INTRODUCTION
Over the past decade, the use of levetiracetam in critical care settings both in the treatment and prevention of various seizure disorders has significantly increased [1-2] . This increase is owed in large part to several studies that have showed it to be a safe, broad-spectrum and highly effective anti-epileptic drug with minimal drug interactions and a wide therapeutic index [3-5] . There is no official requirement for therapeutic drug monitoring and, as such, no agreed target range for levetiracetam exists. However, a large scale dose-ranging study conducted among epileptic patients identified a desired therapeutic target of 12 – 46 mcg/mL at trough level[6] .
Levetiracetam is a small, hydrophilic molecule that is weakly bound to proteins (<10%) with linear kinetics [5,7-9] . In a healthy adult, the total clearance of levetiracetam is approximately 4.03L/hr, the half-life is 6 – 8 hours and the volume of distribution is 0.5 – 0.7L/kg [10] . It is almost exclusively (>90%) excreted via the kidneys and so dose adjustments are recommended in patients with impaired renal function[6,8,11,12] . Even mild-to-moderate renal impairment has been shown to double plasma concentration and significantly increase drug half-life [13] .
Renal impairment is common in critical care settings with around half of people admitted to intensive care developing acute kidney injury[14-15] . Continuous renal replacement therapy (CRRT) is used in severe acute kidney injury to support renal function and minimise the risk of multi-organ failure and fluid overload. Additionally, people with end-stage renal disease who require intermittent haemodialysis often benefit from a temporary transition to continuous renal replacement therapy in the event of critical illness due to the enhanced haemodynamic and metabolic control it provides. The introduction of renal replacement therapy creates challenges for pharmacological management as pharmacokinetics are altered through both extrinsic (e.g. filtration mode, filter type, flow rate) and intrinsic factors (e.g. residual renal function, fluid volume status, protein binding). For medications that are renally excreted, such as levetiracetam, the effects on clearance can be significant[16] .
Intermittent haemodialysis (IHD) has already been shown to eliminate 50% of levetiracetam within four hours [13] . As a result, the current dosing recommendation for patients receiving IHD is a 750mg loading dose followed by 500 – 1,000mg once daily dosing. However, in patients on CRRT the current recommended dosing is 250 – 750mg twice daily without loading – equivalent to a patient with CKD Stage 3b[17] . While there have been a multitude of studies investigating the pharmacokinetics of levetiracetam in haemodialysis to support the current dosing recommendation in IHD [18-21] , the evidence base for patients undergoing CRRT remains limited. Indeed, the current dosing recommendations are based on three case reports alone. In the last few years there has been a renewed focus on broadening the evidence base [22] .
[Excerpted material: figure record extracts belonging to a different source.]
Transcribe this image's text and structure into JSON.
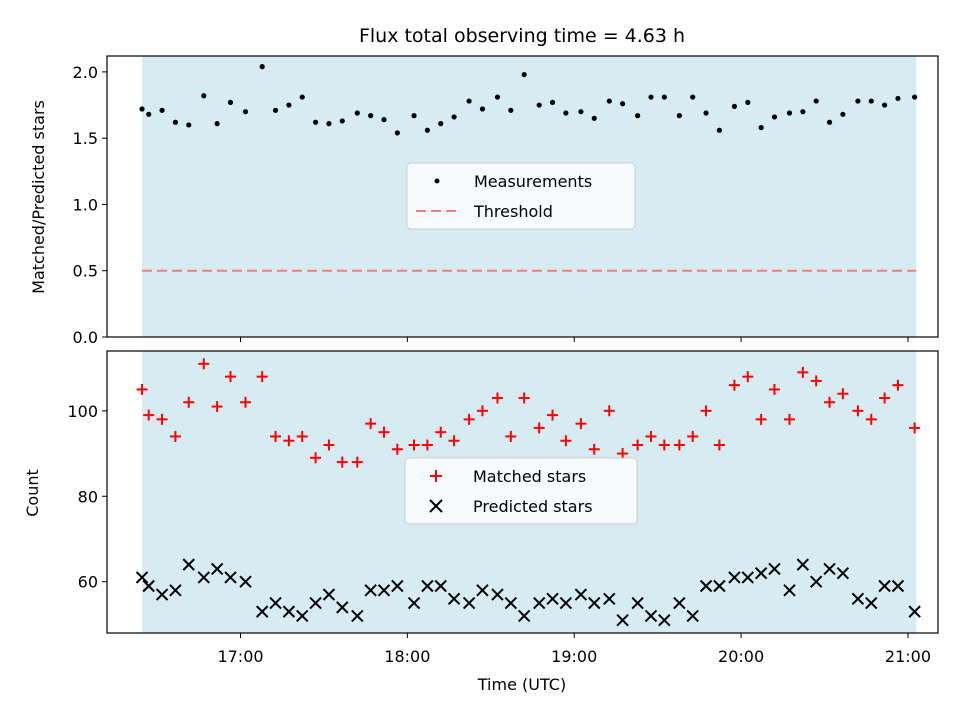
{
  "chart_data": {
    "type": "scatter",
    "title": "Flux total observing time = 4.63 h",
    "xlabel": "Time (UTC)",
    "x_ticks": [
      "17:00",
      "18:00",
      "19:00",
      "20:00",
      "21:00"
    ],
    "x_range_hours": [
      16.2,
      21.18
    ],
    "observing_window_hours": [
      16.41,
      21.05
    ],
    "colors": {
      "shading": "#add8e6",
      "measurement": "#000000",
      "threshold": "#f08080",
      "matched": "#ff0000",
      "predicted": "#000000"
    },
    "panels": [
      {
        "id": "ratio",
        "ylabel": "Matched/Predicted stars",
        "ylim": [
          0.0,
          2.12
        ],
        "y_ticks": [
          "0.0",
          "0.5",
          "1.0",
          "1.5",
          "2.0"
        ],
        "legend": {
          "measurements_label": "Measurements",
          "threshold_label": "Threshold",
          "placement": "center"
        },
        "threshold": 0.5,
        "x_hours": [
          16.41,
          16.45,
          16.53,
          16.61,
          16.69,
          16.78,
          16.86,
          16.94,
          17.03,
          17.13,
          17.21,
          17.29,
          17.37,
          17.45,
          17.53,
          17.61,
          17.7,
          17.78,
          17.86,
          17.94,
          18.04,
          18.12,
          18.2,
          18.28,
          18.37,
          18.45,
          18.54,
          18.62,
          18.7,
          18.79,
          18.87,
          18.95,
          19.04,
          19.12,
          19.21,
          19.29,
          19.38,
          19.46,
          19.54,
          19.63,
          19.71,
          19.79,
          19.87,
          19.96,
          20.04,
          20.12,
          20.2,
          20.29,
          20.37,
          20.45,
          20.53,
          20.61,
          20.7,
          20.78,
          20.86,
          20.94,
          21.04
        ],
        "values": [
          1.72,
          1.68,
          1.71,
          1.62,
          1.6,
          1.82,
          1.61,
          1.77,
          1.7,
          2.04,
          1.71,
          1.75,
          1.81,
          1.62,
          1.61,
          1.63,
          1.69,
          1.67,
          1.64,
          1.54,
          1.67,
          1.56,
          1.61,
          1.66,
          1.78,
          1.72,
          1.81,
          1.71,
          1.98,
          1.75,
          1.77,
          1.69,
          1.7,
          1.65,
          1.78,
          1.76,
          1.67,
          1.81,
          1.81,
          1.67,
          1.81,
          1.69,
          1.56,
          1.74,
          1.77,
          1.58,
          1.66,
          1.69,
          1.7,
          1.78,
          1.62,
          1.68,
          1.78,
          1.78,
          1.75,
          1.8,
          1.81
        ]
      },
      {
        "id": "counts",
        "ylabel": "Count",
        "ylim": [
          48,
          114
        ],
        "y_ticks": [
          "60",
          "80",
          "100"
        ],
        "legend": {
          "matched_label": "Matched stars",
          "predicted_label": "Predicted stars",
          "placement": "center"
        },
        "x_hours": [
          16.41,
          16.45,
          16.53,
          16.61,
          16.69,
          16.78,
          16.86,
          16.94,
          17.03,
          17.13,
          17.21,
          17.29,
          17.37,
          17.45,
          17.53,
          17.61,
          17.7,
          17.78,
          17.86,
          17.94,
          18.04,
          18.12,
          18.2,
          18.28,
          18.37,
          18.45,
          18.54,
          18.62,
          18.7,
          18.79,
          18.87,
          18.95,
          19.04,
          19.12,
          19.21,
          19.29,
          19.38,
          19.46,
          19.54,
          19.63,
          19.71,
          19.79,
          19.87,
          19.96,
          20.04,
          20.12,
          20.2,
          20.29,
          20.37,
          20.45,
          20.53,
          20.61,
          20.7,
          20.78,
          20.86,
          20.94,
          21.04
        ],
        "matched": [
          105,
          99,
          98,
          94,
          102,
          111,
          101,
          108,
          102,
          108,
          94,
          93,
          94,
          89,
          92,
          88,
          88,
          97,
          95,
          91,
          92,
          92,
          95,
          93,
          98,
          100,
          103,
          94,
          103,
          96,
          99,
          93,
          97,
          91,
          100,
          90,
          92,
          94,
          92,
          92,
          94,
          100,
          92,
          106,
          108,
          98,
          105,
          98,
          109,
          107,
          102,
          104,
          100,
          98,
          103,
          106,
          96
        ],
        "predicted": [
          61,
          59,
          57,
          58,
          64,
          61,
          63,
          61,
          60,
          53,
          55,
          53,
          52,
          55,
          57,
          54,
          52,
          58,
          58,
          59,
          55,
          59,
          59,
          56,
          55,
          58,
          57,
          55,
          52,
          55,
          56,
          55,
          57,
          55,
          56,
          51,
          55,
          52,
          51,
          55,
          52,
          59,
          59,
          61,
          61,
          62,
          63,
          58,
          64,
          60,
          63,
          62,
          56,
          55,
          59,
          59,
          53
        ]
      }
    ]
  }
}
In this systematic review, we evaluate the latest available evidence on the pharmacokinetics of levetiracetam in critically ill patients undergoing CRRT. This review was performed in light of several case reports and case studies suggesting that the clearance of levetiracetamin vivo may be significantly higher than previously thought – raising the risk of sub-therapeusis in such patients[22-25] . We undertake a quality assessment of the current evidence in addition to meta-analysis and computational modelling to understand the factors that affect clearance and to simulate the effect of different dosing strategies on plasma concentration.